Nell’Isola il 60% dei reflui prodotti dall'uomo viene scaricato in mare rispetto al 38% del nord

PALERMO. Non basta il danno di essere la regione in Italia con il più basso livello di depurazione delle acque reflue; non basta il danno di avere più di un miliardo di euro a disposizione per i depuratori e di non saperlo spendere. Ora, arriva dall'Europa anche la beffa di una salatissima multa per la mancata depurazione dei reflui organici.
In Sicilia tanto la situazione della depurazione come quella dell'acqua potabile registrano deficit insostenibili. Una recente indagine presentata alla Camera lo fa emergere in tutta la sua crudezza. L'indagine, scrive sul Corriere della Sera Gian Antonio Stella, è stata realizzata dalla «Struttura di missione per lo sviluppo delle infrastrutture idriche». Una struttura voluta da Renzi per affrontare il tema delle acque e unificare le sei banche-dati esistenti «dove non c'era un solo numero che tornasse». Da pochi giorni l'Istat ha diffuso i dati del «censimento delle acque» che offre un quadro puntuale dei consumi, delle criticità e delle caratteristiche del ciclo dell'acqua e del ciclo di depurazione; il censimento mette a confronto la situazione delle diverse regioni italiane facendo emergere, anch'esso, il pesante ritardo della Sicilia.
Ma veniamo al cuore dei problemi, considerando che l'acqua potabile, le fognature e la depurazione fanno tutte parte dello stesso «ciclo». Il primo nodo è che le reti sono spesso dei colabrodo.
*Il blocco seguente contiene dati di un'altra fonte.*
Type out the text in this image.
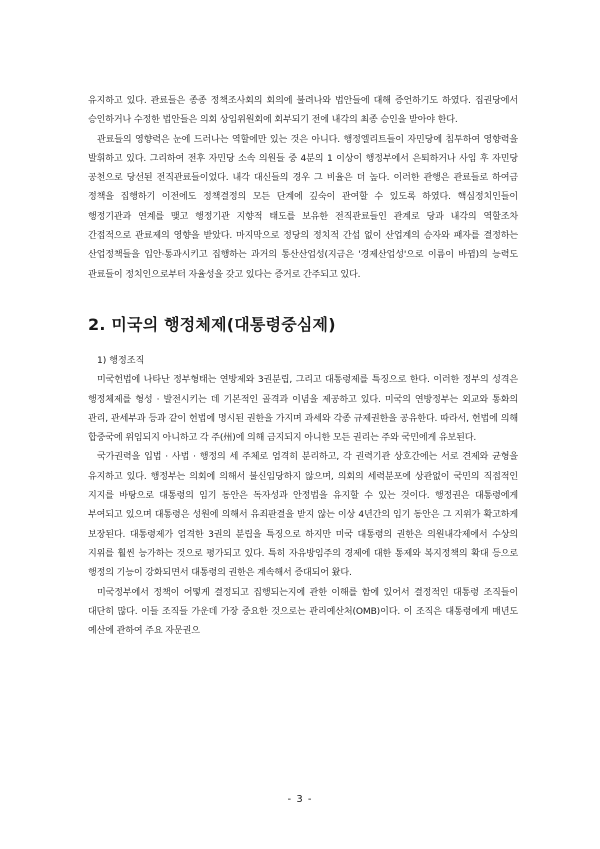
유지하고 있다. 관료들은 종종 정책조사회의 회의에 불려나와 법안들에 대해 증언하기도 하였다. 집권당에서 승인하거나 수정한 법안들은 의회 상임위원회에 회부되기 전에 내각의 최종 승인을 받아야 한다.

관료들의 영향력은 눈에 드러나는 역할에만 있는 것은 아니다. 행정엘리트들이 자민당에 침투하여 영향력을 발휘하고 있다. 그리하여 전후 자민당 소속 의원들 중 4분의 1 이상이 행정부에서 은퇴하거나 사임 후 자민당 공천으로 당선된 전직관료들이었다. 내각 대신들의 경우 그 비율은 더 높다. 이러한 관행은 관료들로 하여금 정책을 집행하기 이전에도 정책결정의 모든 단계에 깊숙이 관여할 수 있도록 하였다. 핵심정치인들이 행정기관과 연계를 맺고 행정기관 지향적 태도를 보유한 전직관료들인 관계로 당과 내각의 역할조차 간접적으로 관료제의 영향을 받았다. 마지막으로 정당의 정치적 간섭 없이 산업계의 승자와 패자를 결정하는 산업정책들을 입안·통과시키고 집행하는 과거의 통산산업성(지금은 '경제산업성'으로 이름이 바뀜)의 능력도 관료들이 정치인으로부터 자율성을 갖고 있다는 증거로 간주되고 있다.

2. 미국의 행정체제(대통령중심제)
1) 행정조직

미국헌법에 나타난 정부형태는 연방제와 3권분립, 그리고 대통령제를 특징으로 한다. 이러한 정부의 성격은 행정체제를 형성 · 발전시키는 데 기본적인 골격과 이념을 제공하고 있다. 미국의 연방정부는 외교와 통화의 관리, 관세부과 등과 같이 헌법에 명시된 권한을 가지며 과세와 각종 규제권한을 공유한다. 따라서, 헌법에 의해 합중국에 위임되지 아니하고 각 주(州)에 의해 금지되지 아니한 모든 권리는 주와 국민에게 유보된다.

국가권력을 입법 · 사법 · 행정의 세 주체로 엄격히 분리하고, 각 권력기관 상호간에는 서로 견제와 균형을 유지하고 있다. 행정부는 의회에 의해서 불신임당하지 않으며, 의회의 세력분포에 상관없이 국민의 직접적인 지지를 바탕으로 대통령의 임기 동안은 독자성과 안정법을 유지할 수 있는 것이다. 행정권은 대통령에게 부여되고 있으며 대통령은 성원에 의해서 유죄판결을 받지 않는 이상 4년간의 임기 동안은 그 지위가 확고하게 보장된다. 대통령제가 엄격한 3권의 분립을 특징으로 하지만 미국 대통령의 권한은 의원내각제에서 수상의 지위를 훨씬 능가하는 것으로 평가되고 있다. 특히 자유방임주의 경제에 대한 통제와 복지정책의 확대 등으로 행정의 기능이 강화되면서 대통령의 권한은 계속해서 증대되어 왔다.

미국정부에서 정책이 어떻게 결정되고 집행되는지에 관한 이해를 함에 있어서 결정적인 대통령 조직들이 대단히 많다. 이들 조직들 가운데 가장 중요한 것으로는 관리예산처(OMB)이다. 이 조직은 대통령에게 매년도 예산에 관하여 주요 자문권으

- 3 -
È un po' tutta l'Italia che soffre la dispersione dell'acqua immessa in rete. Nella media nazionale più di un terzo dell'acqua non arriva all'utente finale. Ed in conseguenza, per fronteggiare la dispersione si «tira» di più dalle falde e dai corsi di superficie, aggravando così una situazione che tende a diventare sempre più critica: la scarsità di acqua dolce.
La media statistica copre però situazione tra loro molto diverse. «In alcune zone della Sicilia - rileva il censimento l'Istat - il subentro dei gestori del Servizio Idrico Integrato alle forme gestionali in economia ha dato l'avvio a campagne di monitoraggio e contabilizzazione dell'acqua più controllate e particolareggiate che hanno determinato differenze, anche importanti, rispetto ai dati stimati in passato». E queste differenze sono tutte a danno dei consumatori siciliani. Nell'Isola vengono immessi in rete circa 700 milioni di metri cubi di acqua all'anno, equivalenti a 377 litri al giorno per abitante. Peccato però che il 42% di quest'acqua prenda direzioni diverse, sicchè ogni siciliano può consumare soltanto 207 litri al giorno. Ogni siciliano riceve così il 25% in meno dell'acqua che arriva ad un qualunque residente nel centro nord. Per di più tra il 2008 ed il 2012, l'acqua dispersa nella rete siciliana è lievitata dal 35% al 45% di quella immessa. Il risultato finale è che siamo la quinta regione italiana per volumi di acqua immessa in rete e la quint'ultima per acqua consumata. E con l'aggravante che in Sicilia i prezzi dell'acqua sono tra i più alti d'Italia.
Ma se la minore disponibilità di acqua potabile costituisce un vincolo non da poco per l'utente finale, ben più grave per l'impatto sull'ambiente e per le attività economiche risulta invece la situazione degli impianti di depurazione, che vede la Sicilia boccheggiare all'ultimo posto in Italia. Gli impianti di depurazione rappresentano le infrastrutture fondamentali per ridurre l'inquinamento dei corpi idrici superficiali e sotterranei e per salvaguardare la salute della popolazione e la qualità delle acque marine. Eppure in Sicilia ben il 60% dei reflui prodotti dall'uomo viene scaricato in mare senza depurazione, rispetto al 38% del nord ed al 40% del Mezzogiorno.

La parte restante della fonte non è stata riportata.